Under IRC §6324(b), the gift tax lien comes into existence upon the making of a gift by a donor, if the donor is, in fact, liable for a tax in respect to such gift, or any other in the same taxable year. The gift tax lien, like the estate tax lien, arises automatically, and requires no action by the Service. Unless the donor files a gift tax return, there is no statute of limitations on the gift and the Service may examine the gift at any time.

The gift tax lien attaches only to the property that is the subject of the gift. It does not attach to any of the donor’s property. It may attach to the other property of the recipient of the gift in a manner similar to the way an estate tax lien may attach to other property of a decedent’s distributees or transferees. This is because the recipient is made personally liable for any gift tax incurred by the donor on a gift, made during the calendar year, to the extent of the value of the property received if the tax is not paid when due.

A separate assessment against the donee is not required to make the gift tax lien enforceable against the donee’s property. Any part of the property which was the subject of the gift that is transferred by the recipient to a purchaser or holder of a security interest will be divested of the lien and, to the extent of the value of such transfer, the lien will attach to the property of the donee, including after-acquired property.

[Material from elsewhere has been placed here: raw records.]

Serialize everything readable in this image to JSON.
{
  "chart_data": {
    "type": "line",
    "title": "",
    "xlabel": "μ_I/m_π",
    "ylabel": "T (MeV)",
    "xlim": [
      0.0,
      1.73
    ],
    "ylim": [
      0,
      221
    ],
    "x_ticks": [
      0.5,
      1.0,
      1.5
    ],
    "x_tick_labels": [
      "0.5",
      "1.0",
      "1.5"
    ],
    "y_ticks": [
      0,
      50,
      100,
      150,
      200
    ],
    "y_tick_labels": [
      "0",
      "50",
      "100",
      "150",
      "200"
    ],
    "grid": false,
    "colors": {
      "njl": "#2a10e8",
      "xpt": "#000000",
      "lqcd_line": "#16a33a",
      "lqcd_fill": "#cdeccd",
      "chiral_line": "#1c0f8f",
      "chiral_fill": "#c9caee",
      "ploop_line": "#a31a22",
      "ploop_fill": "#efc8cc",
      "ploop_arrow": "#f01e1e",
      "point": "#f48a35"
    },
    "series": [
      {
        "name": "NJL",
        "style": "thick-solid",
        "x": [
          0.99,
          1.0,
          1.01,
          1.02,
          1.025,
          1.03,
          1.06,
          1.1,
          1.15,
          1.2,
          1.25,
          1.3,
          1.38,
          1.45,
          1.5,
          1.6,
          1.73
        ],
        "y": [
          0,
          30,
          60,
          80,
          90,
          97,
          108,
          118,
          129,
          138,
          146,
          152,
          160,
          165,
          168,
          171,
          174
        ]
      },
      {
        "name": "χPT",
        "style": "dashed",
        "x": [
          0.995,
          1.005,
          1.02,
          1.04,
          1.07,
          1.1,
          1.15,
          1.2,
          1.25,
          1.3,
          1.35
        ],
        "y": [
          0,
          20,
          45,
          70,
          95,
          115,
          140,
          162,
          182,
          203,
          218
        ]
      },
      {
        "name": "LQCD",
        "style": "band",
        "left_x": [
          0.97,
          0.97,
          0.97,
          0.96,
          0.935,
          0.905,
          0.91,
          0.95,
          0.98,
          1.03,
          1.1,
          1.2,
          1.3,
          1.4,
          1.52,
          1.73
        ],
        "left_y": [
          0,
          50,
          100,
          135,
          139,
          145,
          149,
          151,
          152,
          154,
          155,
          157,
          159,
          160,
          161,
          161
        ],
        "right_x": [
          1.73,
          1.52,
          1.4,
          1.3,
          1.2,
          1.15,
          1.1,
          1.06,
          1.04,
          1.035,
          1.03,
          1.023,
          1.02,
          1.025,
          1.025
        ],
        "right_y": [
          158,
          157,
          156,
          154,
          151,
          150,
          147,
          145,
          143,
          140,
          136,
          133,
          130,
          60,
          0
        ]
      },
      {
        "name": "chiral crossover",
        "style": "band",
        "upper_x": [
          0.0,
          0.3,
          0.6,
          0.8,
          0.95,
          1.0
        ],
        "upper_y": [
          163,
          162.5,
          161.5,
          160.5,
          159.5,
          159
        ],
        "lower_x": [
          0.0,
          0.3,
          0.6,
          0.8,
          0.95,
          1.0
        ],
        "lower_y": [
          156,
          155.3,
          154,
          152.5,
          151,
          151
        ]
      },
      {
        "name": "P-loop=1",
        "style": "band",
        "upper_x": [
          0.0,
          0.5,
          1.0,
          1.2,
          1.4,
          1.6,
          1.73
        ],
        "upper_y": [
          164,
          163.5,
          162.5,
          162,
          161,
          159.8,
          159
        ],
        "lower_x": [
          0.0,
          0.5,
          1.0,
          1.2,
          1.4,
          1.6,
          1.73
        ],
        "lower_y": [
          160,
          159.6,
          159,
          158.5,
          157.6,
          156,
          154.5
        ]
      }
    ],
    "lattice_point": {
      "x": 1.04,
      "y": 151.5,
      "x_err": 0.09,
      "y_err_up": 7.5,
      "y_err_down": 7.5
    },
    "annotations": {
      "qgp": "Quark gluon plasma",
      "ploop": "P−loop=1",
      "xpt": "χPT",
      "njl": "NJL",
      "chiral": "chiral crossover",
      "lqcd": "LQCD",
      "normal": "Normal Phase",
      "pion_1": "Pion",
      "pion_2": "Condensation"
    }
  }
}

Property that comprises the gift or a portion of the gift in issue, which is transferred by the recipient to a purchaser or holder of a security interest is divested of the lien. Likewise the recipient’s own property to which the lien shifts is in turn divested of the lien if it is transferred to a purchaser or holder of a security interest. The exceptions for superpriorities applicable to estate tax liens also apply to gift tax liens.